Home-based electric stimulation beneficial in fibromyalgia patients

11 Nov 2025
Home-based electric stimulation beneficial in fibromyalgia patients

In the management of fibromyalgia, multiple-session home-based anodal transcranial direct current stimulation (A-tDCS) on the left dorsolateral prefrontal cortex helps improve disability due to pain, as shown in a study.

A total of 112 women (mean age 49.04 years) with fibromyalgia were randomly assigned to receive either home-based tDCS (2 mA; 20 min daily) (n=56 placebo nonresponders) or sham tDCS (2 mA; 30 s at the start, then 10 min, and then 20 min, with a 20-s ramp-up and ramp-down) (n=56 placebo responders) for 4 weeks. Treatment was combined with exercise and pain neuroscience education via videos and remote supervision following in-person training.

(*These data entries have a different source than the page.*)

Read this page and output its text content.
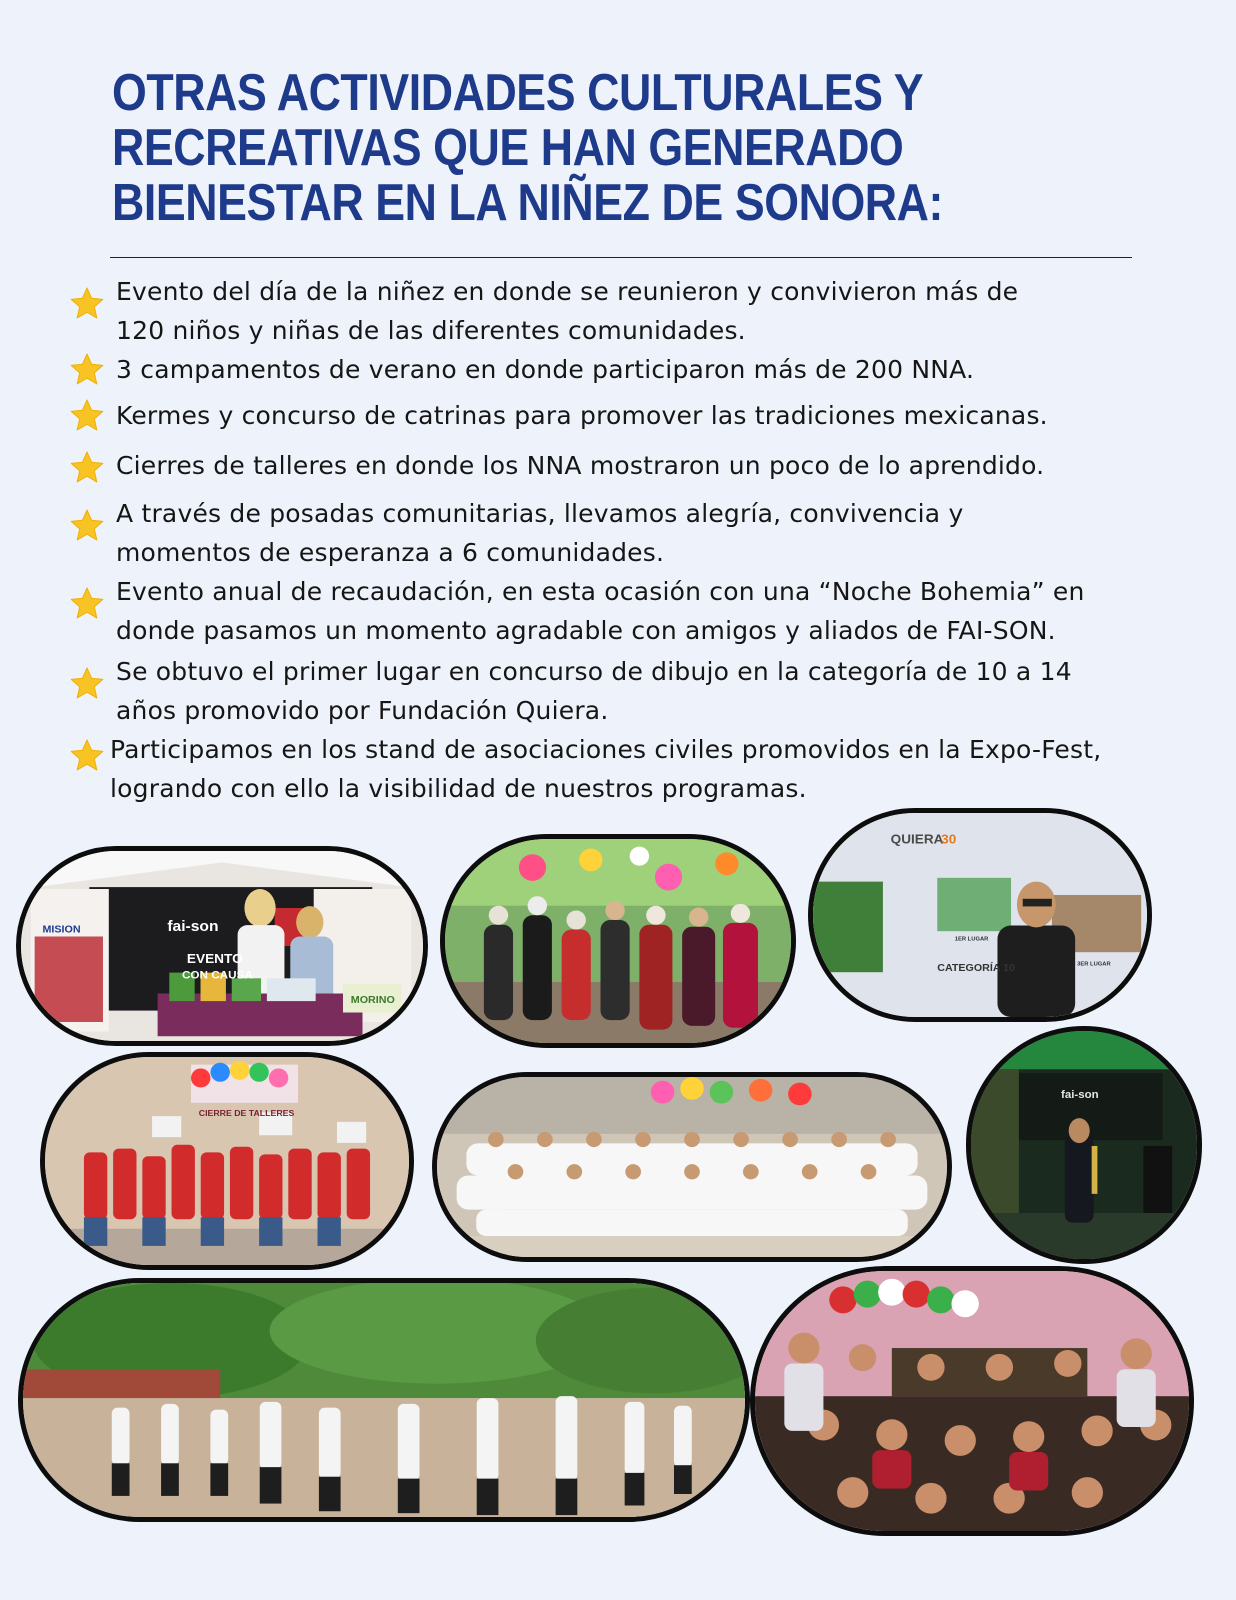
OTRAS ACTIVIDADES CULTURALES Y
RECREATIVAS QUE HAN GENERADO
BIENESTAR EN LA NIÑEZ DE SONORA:
Evento del día de la niñez en donde se reunieron y convivieron más de
120 niños y niñas de las diferentes comunidades.
3 campamentos de verano en donde participaron más de 200 NNA.
Kermes y concurso de catrinas para promover las tradiciones mexicanas.
Cierres de talleres en donde los NNA mostraron un poco de lo aprendido.
A través de posadas comunitarias, llevamos alegría, convivencia y
momentos de esperanza a 6 comunidades.
Evento anual de recaudación, en esta ocasión con una “Noche Bohemia” en
donde pasamos un momento agradable con amigos y aliados de FAI-SON.
Se obtuvo el primer lugar en concurso de dibujo en la categoría de 10 a 14
años promovido por Fundación Quiera.
Participamos en los stand de asociaciones civiles promovidos en la Expo-Fest,
logrando con ello la visibilidad de nuestros programas.
fai-son
EVENTO
CON CAUSA
MISION
MORINO
QUIERA
30
CATEGORÍA 10
1ER LUGAR
3ER LUGAR
CIERRE DE TALLERES
fai-son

The primary outcome was the change in Multidimensional Pain Interference Index (MPII) at treatment end and 3-month follow-up. MPII was measured by the Brief Pain Inventory, a 7-item scale that assesses the impact of pain on daily activities, emotional well-being, and social interactions.

In the intention-to-treat analysis, MPII decreased by 38.76 percent with A-tDCS and by 16.08 percent with sham tDCS (mean difference [MD], 22.68 percent, 95 percent CI, 12.79–40.00). A significant treatment-by-time interaction favoured A-tDCS across five assessments, with no interaction by placebo response.

Among placebo responders, MPII was reduced by 34.21 percent with A-tDCS and by 18.13 percent with sham tDCS (MD, 24.23 percent, 95 percent CI, 15.80–32.67). Among placebo nonresponders, the corresponding reductions in MPII were 35.49 percent and 25.96 percent (MD, 9.52 percent, 95 percent CI, 2.79–19.78).

Improvement in MPII of at least 50 percent was achieved in 62.5 percent of patients in the A-tDCS group vs 37.5 percent in the sham tDCS group (relative risk, 0.60, 95 percent CI, 0.39–0.91).